South Korean prosecutors found no evidence that disgraced scientist Hwang Woo-suk created cloned embryonic stem cells that matched patients, a report said Wednesday, corroborating the results of an investigation by his university.

It was unclear whether the finding meant that Hwang could face criminal charges. The scientist has accused his colleagues of deceiving him, repeating an earlier claim that some of the cloned embryonic stem cells at his lab had been switched without his knowledge.

Prosecutors have been looking into the scandal since Seoul National University said earlier this month that Hwang's purported human cloning breakthroughs were fraudulent.

Investigators commissioned DNA tests on 99 stem cells from Hwang's team and his partner research hospital, but none of them were found to match patients, Yonhap news agency said.

"The test result was the same as the outcome of the test by Seoul National University's investigation panel," a prosecutor was quoted as saying.

Prosecutors did not return repeated phone calls seeking comment.

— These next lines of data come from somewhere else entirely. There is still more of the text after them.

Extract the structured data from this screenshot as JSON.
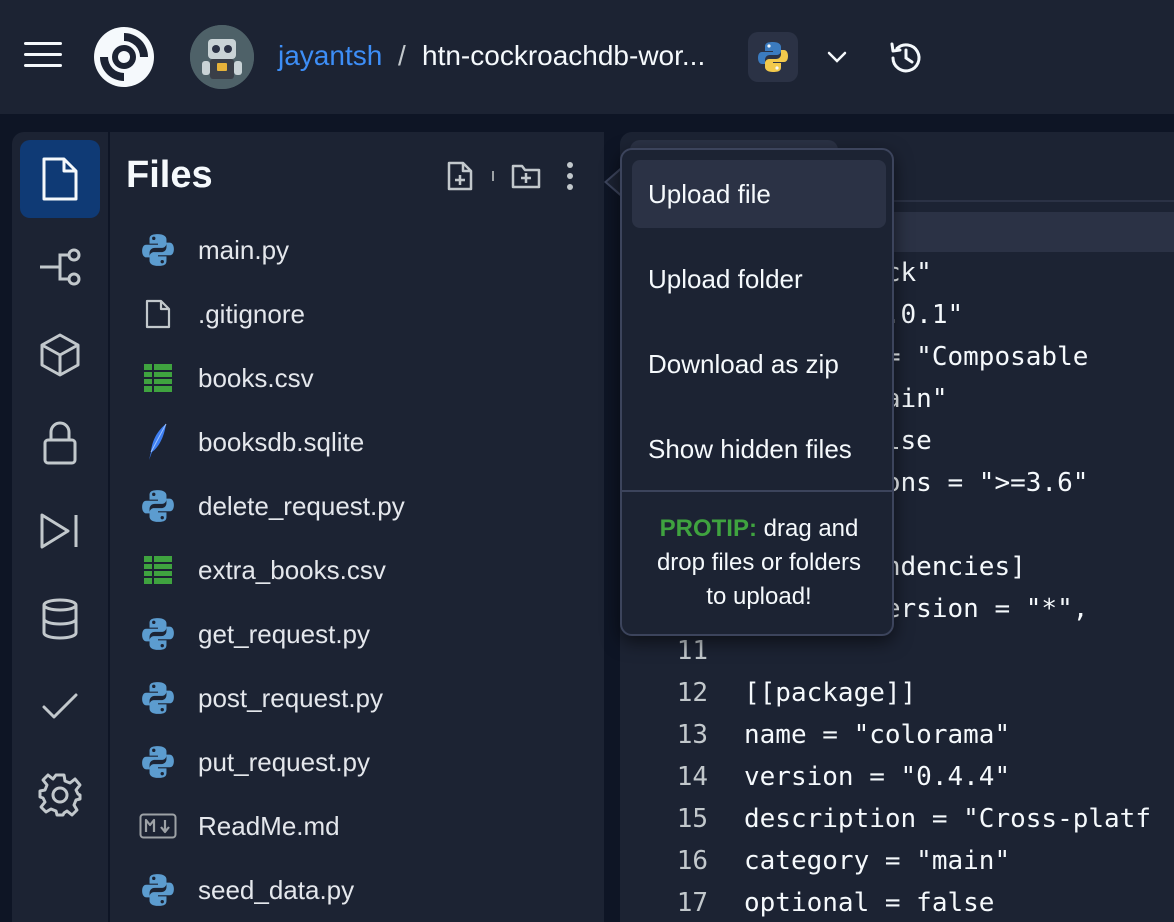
{
  "header": {
    "owner": "jayantsh",
    "separator": "/",
    "repl_name": "htn-cockroachdb-wor..."
  },
  "sidebar": {
    "items": [
      {
        "icon": "file-icon",
        "active": true
      },
      {
        "icon": "git-branch-icon"
      },
      {
        "icon": "package-cube-icon"
      },
      {
        "icon": "lock-icon"
      },
      {
        "icon": "play-run-icon"
      },
      {
        "icon": "database-icon"
      },
      {
        "icon": "checkmark-icon"
      },
      {
        "icon": "gear-icon"
      }
    ]
  },
  "files_panel": {
    "title": "Files",
    "files": [
      {
        "name": "main.py",
        "type": "python"
      },
      {
        "name": ".gitignore",
        "type": "text"
      },
      {
        "name": "books.csv",
        "type": "csv"
      },
      {
        "name": "booksdb.sqlite",
        "type": "sqlite"
      },
      {
        "name": "delete_request.py",
        "type": "python"
      },
      {
        "name": "extra_books.csv",
        "type": "csv"
      },
      {
        "name": "get_request.py",
        "type": "python"
      },
      {
        "name": "post_request.py",
        "type": "python"
      },
      {
        "name": "put_request.py",
        "type": "python"
      },
      {
        "name": "ReadMe.md",
        "type": "markdown"
      },
      {
        "name": "seed_data.py",
        "type": "python"
      }
    ]
  },
  "menu": {
    "items": [
      "Upload file",
      "Upload folder",
      "Download as zip",
      "Show hidden files"
    ],
    "protip_keyword": "PROTIP:",
    "protip_line1": "drag and",
    "protip_line2": "drop files or folders",
    "protip_line3": "to upload!"
  },
  "editor": {
    "lines": [
      {
        "num": "",
        "text": "       ]]"
      },
      {
        "num": "",
        "text": "       lick\""
      },
      {
        "num": "",
        "text": "     = \"8.0.1\""
      },
      {
        "num": "",
        "text": "      on = \"Composable"
      },
      {
        "num": "",
        "text": "     = \"main\""
      },
      {
        "num": "",
        "text": "     = false"
      },
      {
        "num": "",
        "text": "      rsions = \">=3.6\""
      },
      {
        "num": "",
        "text": ""
      },
      {
        "num": "",
        "text": "     dependencies]"
      },
      {
        "num": "",
        "text": "     = {version = \"*\","
      },
      {
        "num": "11",
        "text": ""
      },
      {
        "num": "12",
        "text": "[[package]]"
      },
      {
        "num": "13",
        "text": "name = \"colorama\""
      },
      {
        "num": "14",
        "text": "version = \"0.4.4\""
      },
      {
        "num": "15",
        "text": "description = \"Cross-platf"
      },
      {
        "num": "16",
        "text": "category = \"main\""
      },
      {
        "num": "17",
        "text": "optional = false"
      }
    ]
  }
}
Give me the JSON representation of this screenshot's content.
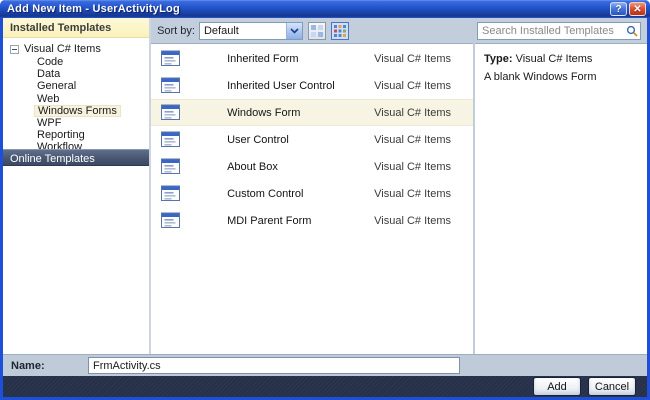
{
  "window": {
    "title": "Add New Item - UserActivityLog",
    "help_glyph": "?",
    "close_glyph": "✕"
  },
  "sidebar": {
    "installed_header": "Installed Templates",
    "tree_root": "Visual C# Items",
    "items": [
      "Code",
      "Data",
      "General",
      "Web",
      "Windows Forms",
      "WPF",
      "Reporting",
      "Workflow"
    ],
    "selected_item": "Windows Forms",
    "online_header": "Online Templates"
  },
  "toolbar": {
    "sort_label": "Sort by:",
    "sort_value": "Default"
  },
  "search": {
    "placeholder": "Search Installed Templates"
  },
  "templates": [
    {
      "name": "Inherited Form",
      "type": "Visual C# Items",
      "selected": false
    },
    {
      "name": "Inherited User Control",
      "type": "Visual C# Items",
      "selected": false
    },
    {
      "name": "Windows Form",
      "type": "Visual C# Items",
      "selected": true
    },
    {
      "name": "User Control",
      "type": "Visual C# Items",
      "selected": false
    },
    {
      "name": "About Box",
      "type": "Visual C# Items",
      "selected": false
    },
    {
      "name": "Custom Control",
      "type": "Visual C# Items",
      "selected": false
    },
    {
      "name": "MDI Parent Form",
      "type": "Visual C# Items",
      "selected": false
    }
  ],
  "details": {
    "type_label": "Type:",
    "type_value": "Visual C# Items",
    "description": "A blank Windows Form"
  },
  "name_row": {
    "label": "Name:",
    "value": "FrmActivity.cs"
  },
  "actions": {
    "add": "Add",
    "cancel": "Cancel"
  },
  "icons": {
    "help": "question-mark-icon",
    "close": "close-icon",
    "search": "magnifier-icon",
    "sort_dropdown": "chevron-down-icon",
    "view_small": "small-icons-view-icon",
    "view_large": "medium-icons-view-icon",
    "template_item": "form-template-icon",
    "tree_expander": "collapse-minus-icon"
  },
  "colors": {
    "titlebar_blue": "#2153c8",
    "dialog_border_blue": "#1e4fd8",
    "selection_cream": "#f8f4e3",
    "header_cream": "#faf1bb",
    "online_bar_slate": "#46546f",
    "footer_navy": "#263149",
    "strip_gray": "#c3cedc"
  }
}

Prosecutors are investigating Hwang's claims that his team created the world's first cloned human embryos and extracted stem cells from them, including those genetically matched to patients. The claims were published in two papers in 2004 and 2005 in the international journal Science.

Separately, South Korea's state auditor has also been looking into whether Hwang misappropriated research funds provided by the government.

As of the end of last year, Hwang received $42.2 million in government funds for his research as well as $4.35 million from private foundations, according to the Board of Audit and Inspection.

Earlier this week, a presidential aide resigned over the scandal. Park Ky-young, presidential secretary for science and technology affairs, was one of the co-authors of Hwang's 2004 paper, in which he claimed to have created the world's first cloned human embryo and culled stem cells from it.

Hwang's claim of a cloning breakthrough had offered hope to millions suffering from paralysis and debilitating diseases such as Alzheimer's and Parkinson's.